悩みのない判決

中隆志

中隆志

弁護士をしていると、当たり前だが裁判で負けることもある。
 負けた時に、「負ける前から負けるなあ」と思っている事件と、「微妙だ」と思っている事件と、「負けるはずがない」と思っている事件とがある。

 フィーリングが合わないというか、あたるごとに不利な判断をされるという印象の裁判官もいる。これは、私のボスによると、物事に対する感覚とか考え方が自分と合わない裁判官ということであるそうである。逆にフィーリングが合う裁判官というのもいて、「難しいなあ」と思っている事件でも勝っていたりして、このあたりはよくわからな。

 負けるなあと思っていて負けたとしてもこれは仕方がない。また、微妙と思っていて負けた時は判決の内容次第では納得出来るということになる。負けるはずがないと思っていた事件で負けると、全然納得できないことになる。

 微妙な事案とか、絶対勝つと思っていた事件で負けた時に、不承不承でも納得できる判決とそうでない判決とがある。
 納得できない判決というのは悩みがない判決である。
 すなわち、「これこれの証拠からしたら、これこれの事実が認められる。これに反する○○の供述は採用できない」として、この事実認定からすれば、「これこれの主張には理由がない」と斬って捨てるタイプである。これは意外に多く、弁護士の間ではこういう判決を書かれると困るとしてそうした裁判官は評判が悪い。
 微妙な事案では、負ける方もそれなりの事実や考え方や証拠を出して主張立証している。そうであれば、そうした事件で敗訴させるには、やはり敗訴させる方の主張がなぜ認められないのか、有利と見られる証拠はどう見るべきであるのか等、敗訴する側に一定の配慮が必要だと思うのである。

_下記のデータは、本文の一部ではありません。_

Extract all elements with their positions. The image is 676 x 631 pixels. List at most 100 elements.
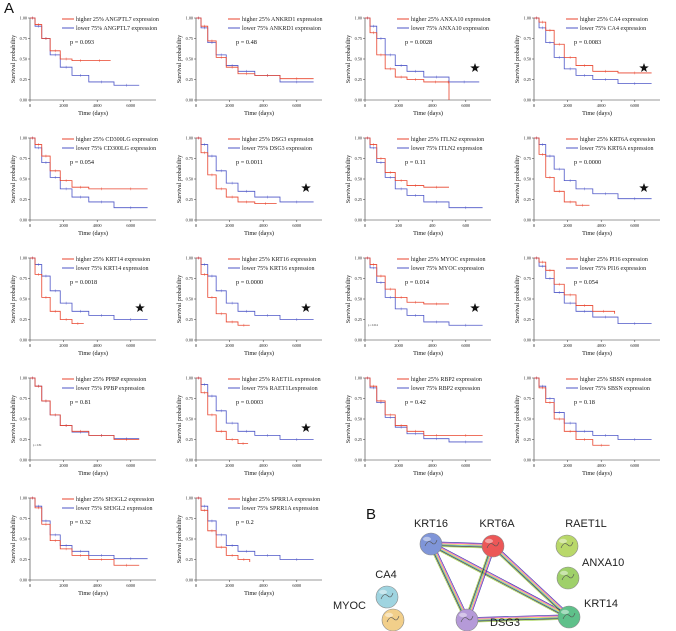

 裁判官は判決について解説してくれる訳ではないので、そうした「悩んだ」記載がなく、一方的に事実はこうだと書かれても、なぜそのような判断に行き着いたのかという裁判官の思考過程が全く再現できず、そのような判決を貰った弁護士や依頼者は不満ばかりが募ることになる。

 控訴がされないからといって、判決に不満がない訳ではない。費用の問題や時間の問題、労力の問題から控訴を断念される場合もあるし、そのような場合、悩みのない判決をもらった当事者は司法に対する不信感だけが残ることになる。

 一般的な人間は裁判官が考えるような論理的かつ知能指数が高い人間ばかりではない。裁判官は時として自分を基準に考えるが、そのような考えでは誤った判決を書くことになる。
 同じ証拠関係から全く正反対の結果が出ることがあるが、これなども事実や世の中に対する裁判官の考え方が反映されていることになる。
裁判官の胸先三寸でどうとでも判決が書けるということになれば、益々司法に対する不信は募るばかりであり、誰からみても、負けた当事者からしても、「ああなるほどな、負けたけど仕方ないわい」と思われる判決を書くことが裁判官の仕事の一つだと思うのである。